Are Immediately Instantiated Anonymous Classes in ES6 a Bad Idea?

Immediately Instantiated Anonymous Classes: A Recipe for Disaster

In ES6, the ability to define anonymous classes provides syntactic sugar for class declarations. While convenient, the immediate instantiation of such classes can lead to a plethora of issues.

What Happens Behind the Scenes?

When an anonymous class is instantiated immediately, JavaScript creates a new constructor function and prototype object dynamically. Each evaluation of the expression results in a distinct constructor function and prototype.

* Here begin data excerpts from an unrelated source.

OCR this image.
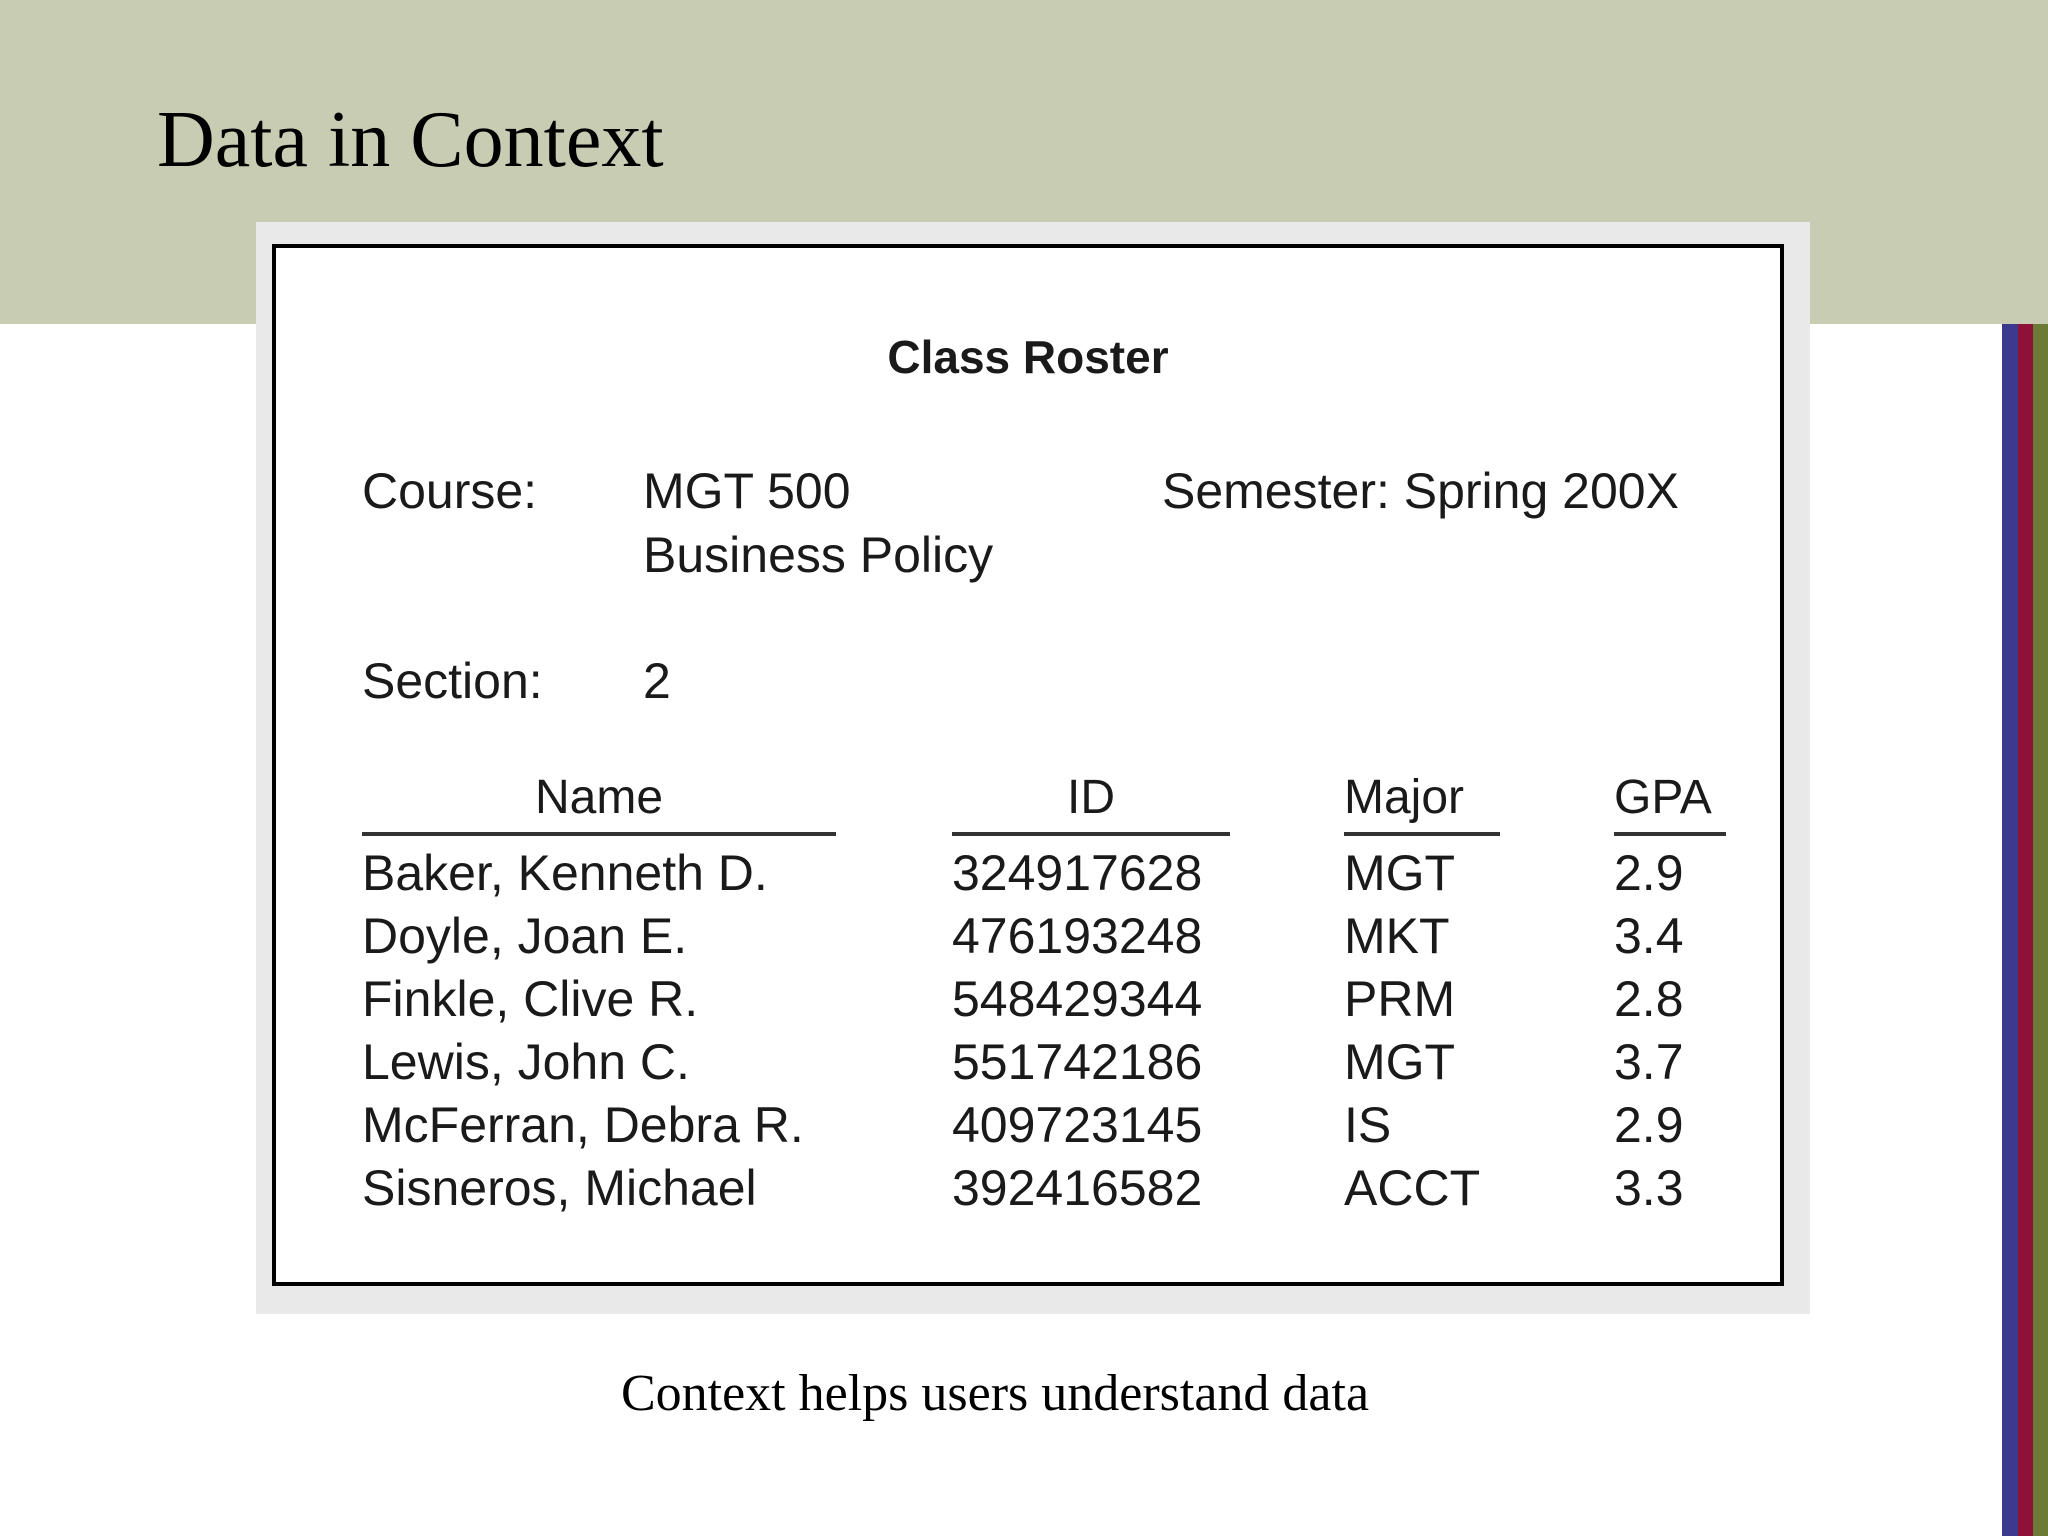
Data in Context
Class Roster
Course: MGT 500
Business Policy
Semester: Spring 200X
Section: 2
Name	ID	Major	GPA
Baker, Kenneth D.	324917628	MGT	2.9
Doyle, Joan E.	476193248	MKT	3.4
Finkle, Clive R.	548429344	PRM	2.8
Lewis, John C.	551742186	MGT	3.7
McFerran, Debra R.	409723145	IS	2.9
Sisneros, Michael	392416582	ACCT	3.3
Context helps users understand data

Drawbacks of Immediate Instantiation

This practice has several significant drawbacks:

Lack of Reusability:
Unlike named classes, immediately instantiated anonymous classes create a new constructor and prototype each time. This means that multiple instances will not share the same prototype, losing the benefits of class inheritance and prototype sharing.

Singleton Fallacy:
If the intention behind using this pattern is to create a singleton object, it fails. The constructor function remains accessible, allowing for the creation of multiple instances using new entity.constructor.

Avoid at All Costs

The consensus is clear: immediately instantiated anonymous classes should be avoided. A simple object literal provides a more efficient and straightforward alternative:

var entity = {
  name: 'Foo',
  getName: function() { return this.name; }
};

Caveat: Cross-Language Considerations

While the new class pattern is acceptable in some other languages, it behaves differently in JavaScript. The dynamic nature of JavaScript's class creation precludes the advantages these languages enjoy.